As an example, a Federal laboratory used a PPA to install photovoltaics in conjunction with the construction of a highly energy-efficient building. The renewable energy developer planned to use their standardized design to mount the system to the sloped roof, but the design would have penetrated the additional insulation and thermal barrier of the roof. Both the laboratory and the developer modified their design to resolve the issue. Without coordination, this could have affected the energy performance of the building.

In a construction project, a related concern is that the PPA needs to specify the boundaries of the covered renewable energy system—both for ownership purposes and design responsibility. Details delineating the design and ownership responsibilities need to be very specific, including details as specific as the exact location at which ownership of the electric wiring transfers from the renewable energy developer to the agency.

Management and Operations Contractor

If the agency plans to turn the responsibility for facility operations over to an M&O or other type of contractor, the agency may not even receive appropriations for power purchases and might be unable to enter into a PPA. If the M&O contractor is the listed utility customer and is responsible for utility payments, it may be necessary or easier for the contractor rather than the agency to enter into the PPA, if allowable. This is not necessary (or even possible) with all M&O contracts, but the contractor's buy-in is essential if this affects a construction project, so early coordination with the contractor is prudent. If it is then determined that a PPA will be advantageous to the contractor, the details of the contracting can be established.

The challenge for this type of arrangement is usually the term of the M&O contract. The contract will usually be re-competed within 10 years and the contractor cannot sign a longer-term PPA. For the contract to remain in effect beyond the current term, the contract needs to be re-signed for the subsequent M&O contracting period. This is expected in most cases, but it may not be sufficient assurance for the developer or its financiers.

A few approaches have been proposed to resolve this challenge. The developer may be willing to enter a shorter-term PPA, taking the risk that any successor contractor will find the price of power under a successor PPA more attractive than the alternative price of power from the utility. This could be a reasonable risk given historical energy price trends, but the developer will likely want a higher energy price during the shorter contract. The agency could grant the developer a favorable, long-term lease or easement for the system so the right to keep the renewable energy system at the site is clear. This gives the developer access to the successor M&O contractor as a customer for a successor PPA. Further information on varying contract lengths can be found in the summary of the responses to a PPA request for information from the U.S. Department of Energy in spring 2011.
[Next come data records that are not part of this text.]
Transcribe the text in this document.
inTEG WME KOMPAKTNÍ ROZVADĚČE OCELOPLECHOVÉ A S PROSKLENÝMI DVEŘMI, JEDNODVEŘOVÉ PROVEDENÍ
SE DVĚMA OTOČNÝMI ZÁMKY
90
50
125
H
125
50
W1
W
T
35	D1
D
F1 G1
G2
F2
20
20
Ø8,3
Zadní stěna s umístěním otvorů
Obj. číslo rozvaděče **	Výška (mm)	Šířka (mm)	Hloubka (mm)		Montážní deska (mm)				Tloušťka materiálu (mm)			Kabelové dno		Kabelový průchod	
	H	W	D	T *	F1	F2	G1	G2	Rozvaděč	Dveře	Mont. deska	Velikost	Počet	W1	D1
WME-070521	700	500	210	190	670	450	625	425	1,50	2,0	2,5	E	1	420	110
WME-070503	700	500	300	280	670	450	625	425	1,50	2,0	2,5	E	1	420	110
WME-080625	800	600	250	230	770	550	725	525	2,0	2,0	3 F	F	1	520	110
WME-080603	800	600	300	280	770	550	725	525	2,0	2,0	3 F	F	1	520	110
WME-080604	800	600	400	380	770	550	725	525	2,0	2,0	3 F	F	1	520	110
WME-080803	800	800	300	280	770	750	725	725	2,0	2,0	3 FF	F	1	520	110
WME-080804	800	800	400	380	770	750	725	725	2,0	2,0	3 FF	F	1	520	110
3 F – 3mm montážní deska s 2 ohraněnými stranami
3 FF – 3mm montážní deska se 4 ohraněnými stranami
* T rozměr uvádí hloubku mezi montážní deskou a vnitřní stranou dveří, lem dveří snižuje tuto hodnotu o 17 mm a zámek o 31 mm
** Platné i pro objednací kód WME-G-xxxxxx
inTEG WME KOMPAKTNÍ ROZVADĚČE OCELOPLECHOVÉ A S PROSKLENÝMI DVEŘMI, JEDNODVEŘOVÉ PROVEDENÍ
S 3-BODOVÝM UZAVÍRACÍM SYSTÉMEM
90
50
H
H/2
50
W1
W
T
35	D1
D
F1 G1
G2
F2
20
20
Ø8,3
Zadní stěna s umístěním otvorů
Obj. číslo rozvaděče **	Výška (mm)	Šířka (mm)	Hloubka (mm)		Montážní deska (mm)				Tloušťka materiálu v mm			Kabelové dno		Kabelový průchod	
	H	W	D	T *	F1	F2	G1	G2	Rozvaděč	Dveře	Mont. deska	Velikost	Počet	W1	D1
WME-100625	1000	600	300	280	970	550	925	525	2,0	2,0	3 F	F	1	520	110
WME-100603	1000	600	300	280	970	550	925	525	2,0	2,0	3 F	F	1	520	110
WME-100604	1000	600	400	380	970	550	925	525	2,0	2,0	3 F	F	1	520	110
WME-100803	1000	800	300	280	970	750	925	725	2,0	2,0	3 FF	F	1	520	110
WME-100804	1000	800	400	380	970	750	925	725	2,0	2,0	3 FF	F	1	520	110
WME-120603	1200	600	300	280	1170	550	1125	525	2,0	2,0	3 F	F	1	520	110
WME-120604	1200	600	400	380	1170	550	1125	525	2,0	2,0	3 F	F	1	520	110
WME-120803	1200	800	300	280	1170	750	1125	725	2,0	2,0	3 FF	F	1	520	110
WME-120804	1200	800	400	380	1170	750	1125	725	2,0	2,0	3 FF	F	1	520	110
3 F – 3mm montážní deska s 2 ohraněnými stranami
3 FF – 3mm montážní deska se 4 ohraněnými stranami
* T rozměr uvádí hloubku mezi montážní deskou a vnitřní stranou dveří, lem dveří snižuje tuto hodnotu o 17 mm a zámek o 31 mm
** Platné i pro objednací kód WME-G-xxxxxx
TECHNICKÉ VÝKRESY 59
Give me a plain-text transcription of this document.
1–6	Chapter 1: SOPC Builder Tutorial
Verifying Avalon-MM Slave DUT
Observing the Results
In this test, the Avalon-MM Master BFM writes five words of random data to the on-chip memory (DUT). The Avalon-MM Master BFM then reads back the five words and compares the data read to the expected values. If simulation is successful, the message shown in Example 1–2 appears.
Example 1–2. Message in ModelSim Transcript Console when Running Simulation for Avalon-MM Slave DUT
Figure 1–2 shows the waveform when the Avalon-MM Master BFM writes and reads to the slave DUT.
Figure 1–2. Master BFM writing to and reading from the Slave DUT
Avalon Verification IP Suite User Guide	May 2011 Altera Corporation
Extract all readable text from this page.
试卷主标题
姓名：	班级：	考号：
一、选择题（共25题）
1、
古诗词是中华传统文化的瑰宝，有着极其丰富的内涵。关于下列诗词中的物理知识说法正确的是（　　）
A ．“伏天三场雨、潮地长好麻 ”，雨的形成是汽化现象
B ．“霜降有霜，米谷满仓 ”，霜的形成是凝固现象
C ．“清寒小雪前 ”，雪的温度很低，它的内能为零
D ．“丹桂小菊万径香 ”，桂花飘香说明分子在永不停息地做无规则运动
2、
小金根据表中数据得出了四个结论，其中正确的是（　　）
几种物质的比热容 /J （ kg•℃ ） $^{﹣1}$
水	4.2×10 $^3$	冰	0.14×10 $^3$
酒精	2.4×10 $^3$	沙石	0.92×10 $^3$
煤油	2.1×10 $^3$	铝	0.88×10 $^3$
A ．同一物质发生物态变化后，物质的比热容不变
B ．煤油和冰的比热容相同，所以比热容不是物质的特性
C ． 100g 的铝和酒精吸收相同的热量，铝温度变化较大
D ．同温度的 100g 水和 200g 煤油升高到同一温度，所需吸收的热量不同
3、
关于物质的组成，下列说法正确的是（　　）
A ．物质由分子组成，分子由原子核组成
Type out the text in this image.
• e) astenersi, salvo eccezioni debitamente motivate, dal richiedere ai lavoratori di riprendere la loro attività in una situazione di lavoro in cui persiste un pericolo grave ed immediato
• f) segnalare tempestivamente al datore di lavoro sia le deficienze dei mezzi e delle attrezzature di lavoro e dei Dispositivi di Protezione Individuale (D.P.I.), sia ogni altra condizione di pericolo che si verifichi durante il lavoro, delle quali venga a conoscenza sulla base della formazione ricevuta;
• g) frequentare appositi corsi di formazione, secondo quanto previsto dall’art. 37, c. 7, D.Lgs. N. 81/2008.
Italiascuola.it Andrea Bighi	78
Coordination of Multiple Renewable Electricity Systems

In cases where a Federal agency is incorporating multiple renewable electricity technologies into one site, there can be difficulties with coordinating design and accounting for electricity if the ownership is different for the separate systems. Each system must be metered separately.

The various systems need to be designed in a coordinated manner to ensure that they do not negatively affect each other and that interconnection and net metering provisions are still available. The project energy lead should be working with all entities and the utility to identify and resolve any design, utility, or accounting issues.